Somehow we’re asked to sympathize because her needs were not met. The problem with this mindset is you simply don’t get to change your mind on your obligations to someone because of what they aren’t doing. This is such a stretch to expect that you’ve got license to justify your actions based on what other people do or don’t do for you.
This victim mindset causes us to do nothing more than shift blame and responsibility away from ourselves.
The take away for you as a man is really simple. If she cheats, you leave. You may not leave that instant as you’ve likely got kids and a house together, but you check out and make serious inroads to moving on with your life. There is never any coming back from this type of trust break down and even if you do, would you want to tolerate that type of behavior and set a precedent for the future?
This is a hard line but you must see the value in yourself for this to make sense. The behavior of a cheating partner, his or her shortcomings are never your fault.
The reason why this is so important, is what you tolerate, what you allow in your life should always reflect the personal boundaries you live by. Yes, you should always look inward and self reflect on your contribution to relationship problems, but don’t accept external responsibility for something you didn’t do.
This is the first step is understanding that you have value well beyond the guy that needs to simply “do the right thing” by her and the family.
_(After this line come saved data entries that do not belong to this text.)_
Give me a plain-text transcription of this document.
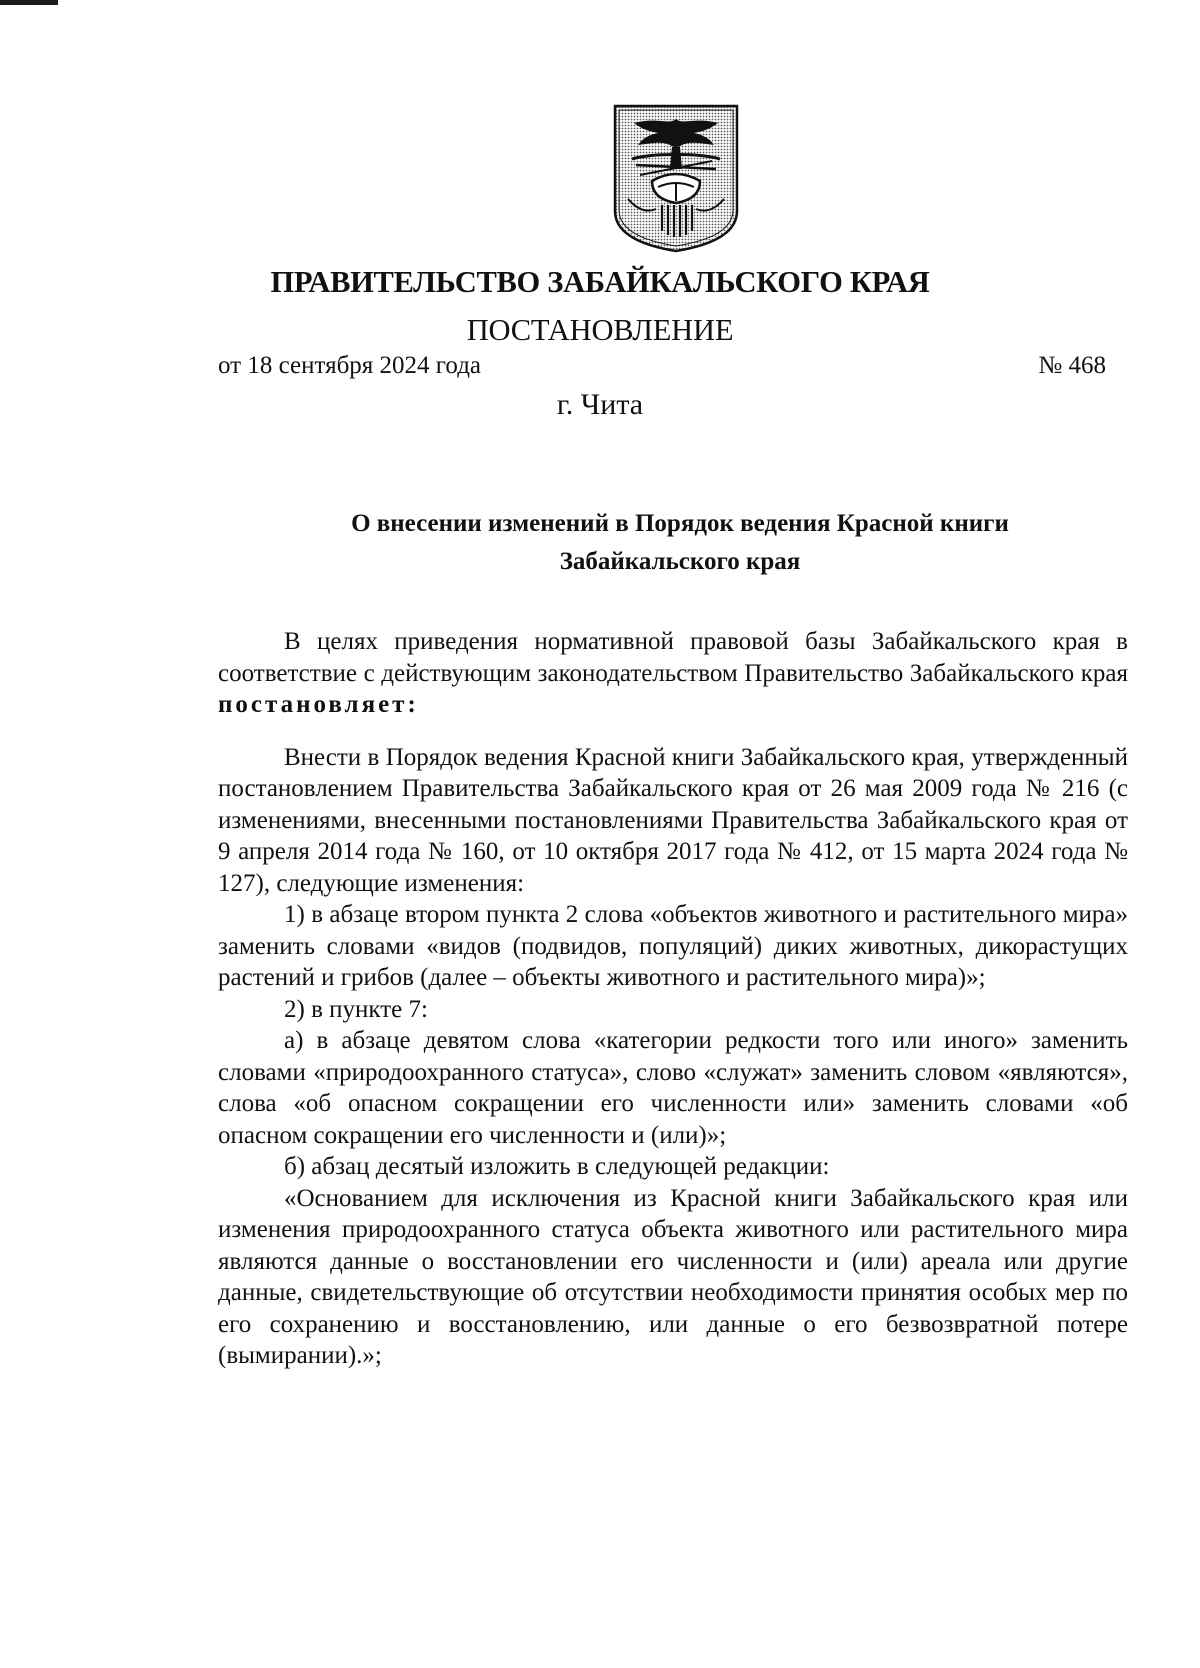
ПРАВИТЕЛЬСТВО ЗАБАЙКАЛЬСКОГО КРАЯ
ПОСТАНОВЛЕНИЕ
от 18 сентября 2024 года	№ 468
г. Чита
О внесении изменений в Порядок ведения Красной книги
Забайкальского края

В целях приведения нормативной правовой базы Забайкальского края в соответствие с действующим законодательством Правительство Забайкальского края постановляет:

Внести в Порядок ведения Красной книги Забайкальского края, утвержденный постановлением Правительства Забайкальского края от 26 мая 2009 года № 216 (с изменениями, внесенными постановлениями Правительства Забайкальского края от 9 апреля 2014 года № 160, от 10 октября 2017 года № 412, от 15 марта 2024 года № 127), следующие изменения:

1) в абзаце втором пункта 2 слова «объектов животного и растительного мира» заменить словами «видов (подвидов, популяций) диких животных, дикорастущих растений и грибов (далее – объекты животного и растительного мира)»;

2) в пункте 7:

а) в абзаце девятом слова «категории редкости того или иного» заменить словами «природоохранного статуса», слово «служат» заменить словом «являются», слова «об опасном сокращении его численности или» заменить словами «об опасном сокращении его численности и (или)»;

б) абзац десятый изложить в следующей редакции:

«Основанием для исключения из Красной книги Забайкальского края или изменения природоохранного статуса объекта животного или растительного мира являются данные о восстановлении его численности и (или) ареала или другие данные, свидетельствующие об отсутствии необходимости принятия особых мер по его сохранению и восстановлению, или данные о его безвозвратной потере (вымирании).»;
I appreciate this is more difficult for men as we’re expected to be the foundation for the family and the ‘strong one’ in the relationship. Yes, if you’re in a relationship you need to learn balance and compromise, but it doesn’t stop you from having firm personal boundaries and not taking on the responsibility for others actions.
You’re responsible for yourself, all of your actions, but never what someone else does.
I’m gonna leave you with this clipping.
Get busy guys, get busy becoming a top tier man of immense value that’s 100% responsible for every action and decision you make.